*We are currently recruiting participants with MCI and AD. We are also recruiting normal controls with a focus on participants who identify as a racial or ethnic minority.*
Researchers at the Penn Memory Center are currently enrolling participants of both normal cognition as well as those with Mild Cognitive Impairment (MCI) and Alzheimer’s disease (AD) for Alzheimer’s Disease Neuroimaging Initiative 3 (ADNI3), a non-treatment, longitudinal, clinical research study that will study subjects for up to five years to determine the best ways to measure disease biomarkers, as well as participant pathology and functional and cognitive decline if it occurs. The study will look at many factors on the spectrum of cognitive impairment, and follow participants as their pathology progresses from normal aging to mild symptoms, on to possibly MCI, dementia or AD if it occurs.
After an initial screening and a baseline visit, researchers will use screening procedures such as MRIs, PET, and CT scans for brain imaging, memory testing, physical and neurological exams, a lumbar puncture, and blood draw to discover and/or validate biomarkers in AD research.
Those who are of ages 55-90 and have normal cognition are eligible for the study, as well as those who are of ages 55-90 who have a diagnosis of MCI or AD. Participants must be willing and able to consent to regular imaging and biomarker collection, and must have a reliable study partner who has the ability to stay with the study participant for the entirety of their visits.

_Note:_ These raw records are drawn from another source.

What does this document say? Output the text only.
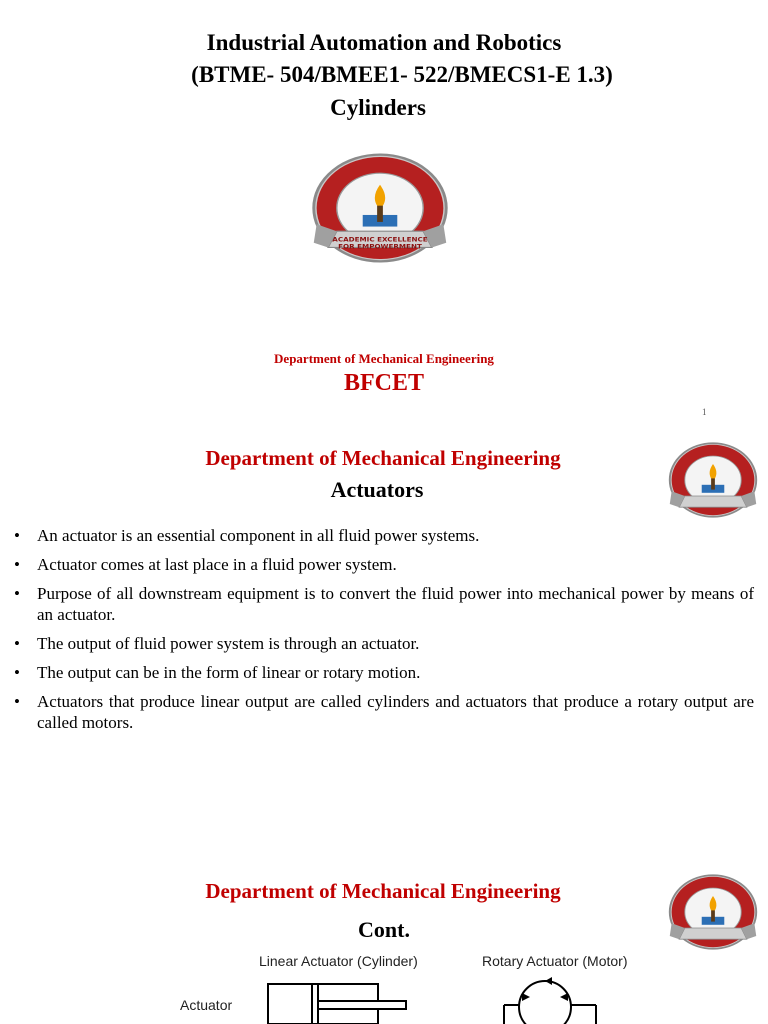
Industrial Automation and Robotics
(BTME- 504/BMEE1- 522/BMECS1-E 1.3)
Cylinders
ACADEMIC EXCELLENCE
FOR EMPOWERMENT
Department of Mechanical Engineering
BFCET
1
Department of Mechanical Engineering
Actuators
• An actuator is an essential component in all fluid power systems.
• Actuator comes at last place in a fluid power system.
• Purpose of all downstream equipment is to convert the fluid power into mechanical power by means of an actuator.
• The output of fluid power system is through an actuator.
• The output can be in the form of linear or rotary motion.
• Actuators that produce linear output are called cylinders and actuators that produce a rotary output are called motors.
Department of Mechanical Engineering
Cont.
Linear Actuator (Cylinder)	Rotary Actuator (Motor)
Actuator
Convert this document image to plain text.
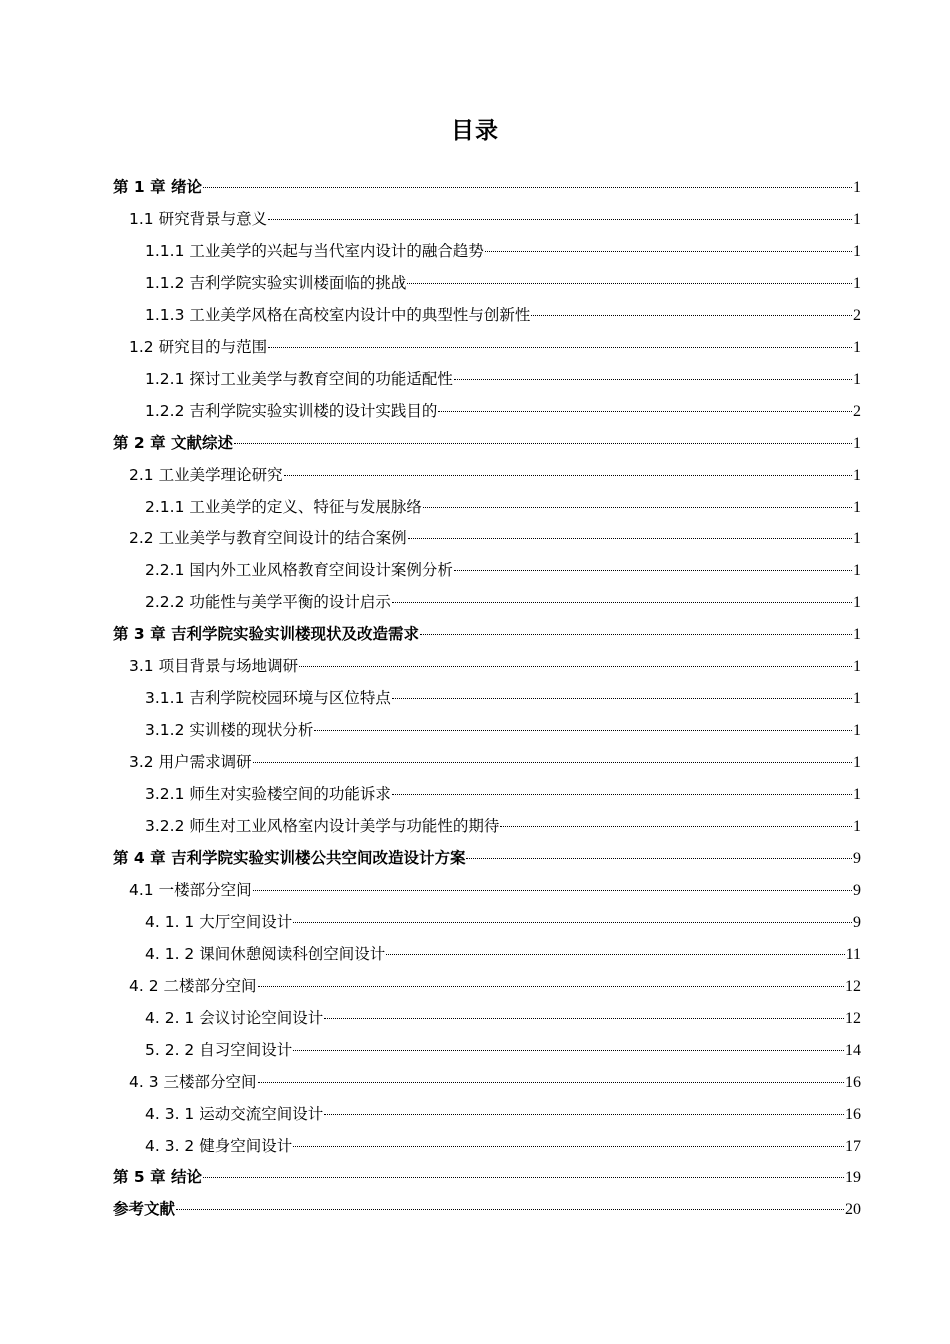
目录
第 1 章 绪论	1
1.1 研究背景与意义	1
1.1.1 工业美学的兴起与当代室内设计的融合趋势	1
1.1.2 吉利学院实验实训楼面临的挑战	1
1.1.3 工业美学风格在高校室内设计中的典型性与创新性	2
1.2 研究目的与范围	1
1.2.1 探讨工业美学与教育空间的功能适配性	1
1.2.2 吉利学院实验实训楼的设计实践目的	2
第 2 章 文献综述	1
2.1 工业美学理论研究	1
2.1.1 工业美学的定义、特征与发展脉络	1
2.2 工业美学与教育空间设计的结合案例	1
2.2.1 国内外工业风格教育空间设计案例分析	1
2.2.2 功能性与美学平衡的设计启示	1
第 3 章 吉利学院实验实训楼现状及改造需求	1
3.1 项目背景与场地调研	1
3.1.1 吉利学院校园环境与区位特点	1
3.1.2 实训楼的现状分析	1
3.2 用户需求调研	1
3.2.1 师生对实验楼空间的功能诉求	1
3.2.2 师生对工业风格室内设计美学与功能性的期待	1
第 4 章 吉利学院实验实训楼公共空间改造设计方案	9
4.1 一楼部分空间	9
4. 1. 1 大厅空间设计	9
4. 1. 2 课间休憩阅读科创空间设计	11
4. 2 二楼部分空间	12
4. 2. 1 会议讨论空间设计	12
5. 2. 2 自习空间设计	14
4. 3 三楼部分空间	16
4. 3. 1 运动交流空间设计	16
4. 3. 2 健身空间设计	17
第 5 章 结论	19
参考文献	20
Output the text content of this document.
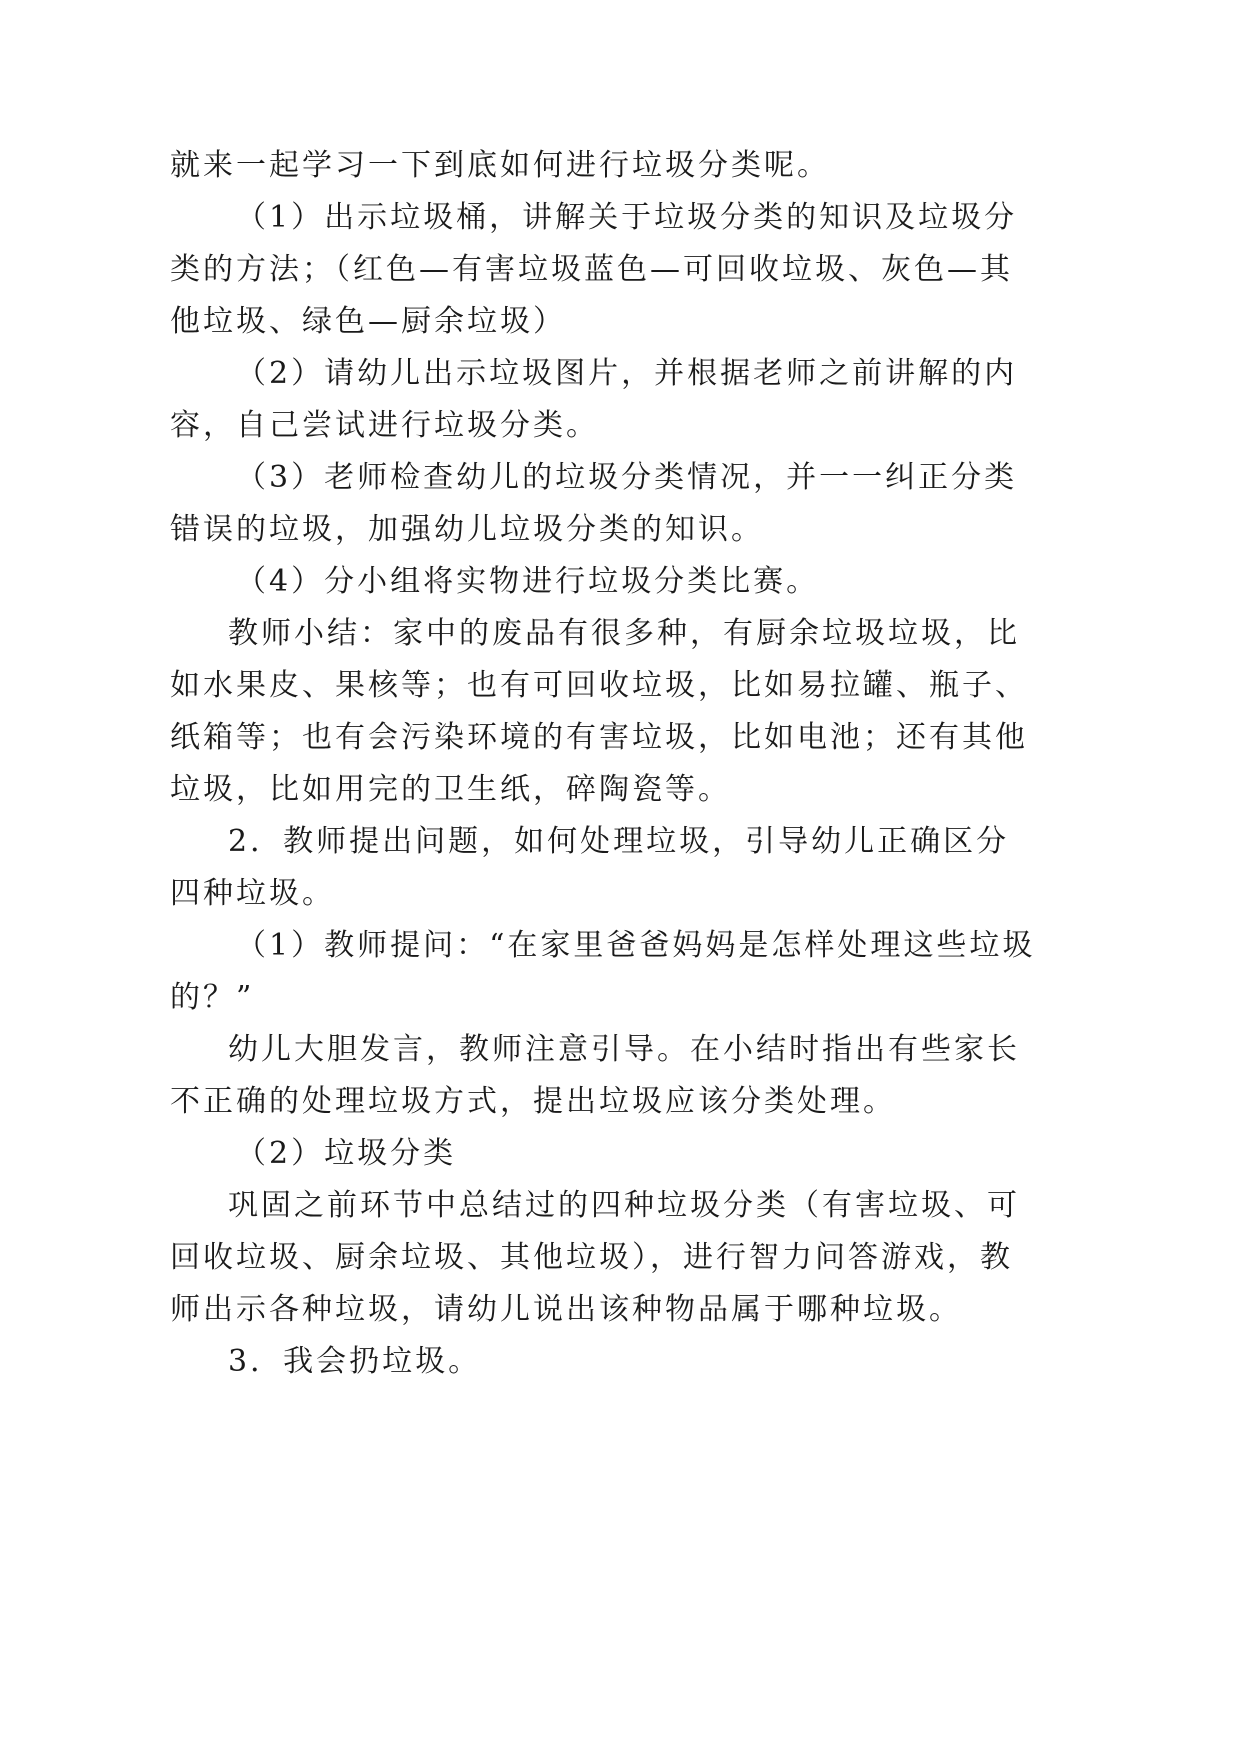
就来一起学习一下到底如何进行垃圾分类呢。
（1）出示垃圾桶，讲解关于垃圾分类的知识及垃圾分
类的方法；（红色—有害垃圾蓝色—可回收垃圾、灰色—其
他垃圾、绿色—厨余垃圾）
（2）请幼儿出示垃圾图片，并根据老师之前讲解的内
容，自己尝试进行垃圾分类。
（3）老师检查幼儿的垃圾分类情况，并一一纠正分类
错误的垃圾，加强幼儿垃圾分类的知识。
（4）分小组将实物进行垃圾分类比赛。
教师小结：家中的废品有很多种，有厨余垃圾垃圾，比
如水果皮、果核等；也有可回收垃圾，比如易拉罐、瓶子、
纸箱等；也有会污染环境的有害垃圾，比如电池；还有其他
垃圾，比如用完的卫生纸，碎陶瓷等。
2．教师提出问题，如何处理垃圾，引导幼儿正确区分
四种垃圾。
（1）教师提问：“在家里爸爸妈妈是怎样处理这些垃圾
的？”
幼儿大胆发言，教师注意引导。在小结时指出有些家长
不正确的处理垃圾方式，提出垃圾应该分类处理。
（2）垃圾分类
巩固之前环节中总结过的四种垃圾分类（有害垃圾、可
回收垃圾、厨余垃圾、其他垃圾），进行智力问答游戏，教
师出示各种垃圾，请幼儿说出该种物品属于哪种垃圾。
3．我会扔垃圾。
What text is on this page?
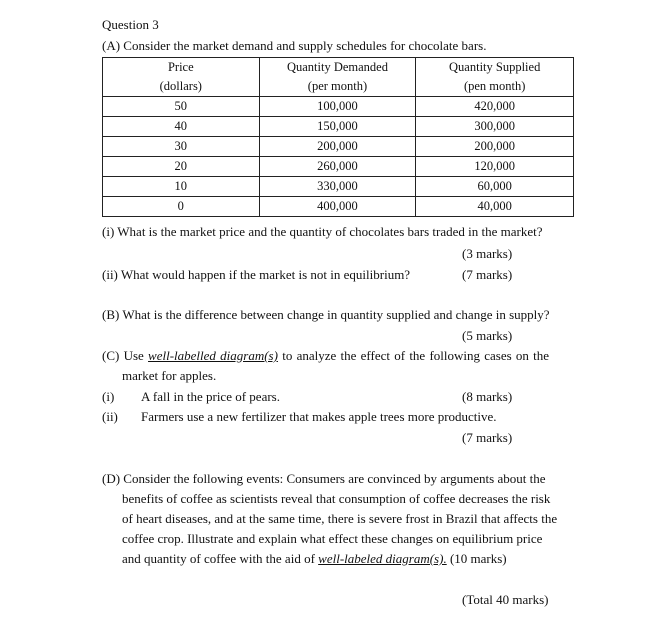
Question 3
(A) Consider the market demand and supply schedules for chocolate bars.
Price	Quantity Demanded	Quantity Supplied
(dollars)	(per month)	(pen month)
50	100,000	420,000
40	150,000	300,000
30	200,000	200,000
20	260,000	120,000
10	330,000	60,000
0	400,000	40,000
(i) What is the market price and the quantity of chocolates bars traded in the market?
(3 marks)
(ii) What would happen if the market is not in equilibrium?	(7 marks)
(B) What is the difference between change in quantity supplied and change in supply?
(5 marks)
(C) Use well-labelled diagram(s) to analyze the effect of the following cases on the
market for apples.
(i) A fall in the price of pears.	(8 marks)
(ii) Farmers use a new fertilizer that makes apple trees more productive.
(7 marks)
(D) Consider the following events: Consumers are convinced by arguments about the
benefits of coffee as scientists reveal that consumption of coffee decreases the risk
of heart diseases, and at the same time, there is severe frost in Brazil that affects the
coffee crop. Illustrate and explain what effect these changes on equilibrium price
and quantity of coffee with the aid of well-labeled diagram(s). (10 marks)
(Total 40 marks)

ADNI3 is the latest phase of The Alzheimer’s Disease Neuroimaging Initiative, which has focused on keeping its information available to researchers in order to advance the flow of information about the disease. The goal of this newest study is to research the natural progression of age and cognition, as that relates to Alzheimer’s disease and cognitive decline.
Data collected and analyzed from the study will be used to identify diagnostic markers, determine the best measures for disease monitoring, and facilitate the testing of therapeutic interventions with the ultimate goal of improving Alzheimer’s disease prevention, care, and research.